The Crimean War, 1854-56, interrupted a half-century of peace between the European great powers.
The Crimean War, 1854-56, interrupted a half-century of peace between the European great powers. What began as a diplomatic tussle for influence between Britain, France and Russia over the weakening Ottoman Empire soon turned into a bitter and drawn-out war in the Near East focused on the Crimean peninsula. Canada played no direct role in the Crimean War, but even this distant eruption of battle had some notable results in the country. Canada was stripped of its garrison of British troops to supply the needs of the Crimean Expeditionary Force. This led in turn to the establishment of a permanent Canadian militia in 1855, including provisions for volunteer troops.

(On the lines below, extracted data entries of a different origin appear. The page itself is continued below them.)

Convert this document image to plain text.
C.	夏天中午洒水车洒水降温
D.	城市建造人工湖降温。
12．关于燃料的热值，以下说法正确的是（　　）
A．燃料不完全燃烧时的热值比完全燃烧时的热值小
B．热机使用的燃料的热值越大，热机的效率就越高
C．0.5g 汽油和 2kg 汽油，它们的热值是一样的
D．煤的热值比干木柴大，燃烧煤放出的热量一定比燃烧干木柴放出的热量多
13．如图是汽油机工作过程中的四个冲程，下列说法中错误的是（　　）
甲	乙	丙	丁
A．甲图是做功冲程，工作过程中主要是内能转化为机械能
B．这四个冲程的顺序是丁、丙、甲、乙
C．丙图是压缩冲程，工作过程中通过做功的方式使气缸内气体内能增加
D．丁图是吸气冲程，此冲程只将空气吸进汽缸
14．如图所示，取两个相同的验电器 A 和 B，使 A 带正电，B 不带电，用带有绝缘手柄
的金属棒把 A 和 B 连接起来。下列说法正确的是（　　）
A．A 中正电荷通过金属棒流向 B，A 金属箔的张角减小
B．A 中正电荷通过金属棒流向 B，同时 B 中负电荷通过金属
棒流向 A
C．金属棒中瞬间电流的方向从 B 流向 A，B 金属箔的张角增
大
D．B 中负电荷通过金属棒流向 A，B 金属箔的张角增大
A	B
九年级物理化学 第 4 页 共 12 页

So popular was the militia idea in the wake of Canadian enthusiasm for the spectacle of the Crimean war that recruiting far outstripped demand and helped convince the government that universal military service (or conscription) was unnecessary to sustain the defence of Canada. While no Canadian units fought in the Crimean War, individuals did enlist and reach the battlefront. In fact, the first Canadian to win the Victoria Cross, Lieutenant Alexander Dunn of the 11th Hussars, gained this coveted honour for his participation in the ill-fated charge of the Light Brigade at Balaclava on 25 October 1854, certainly the most famous single action of the war.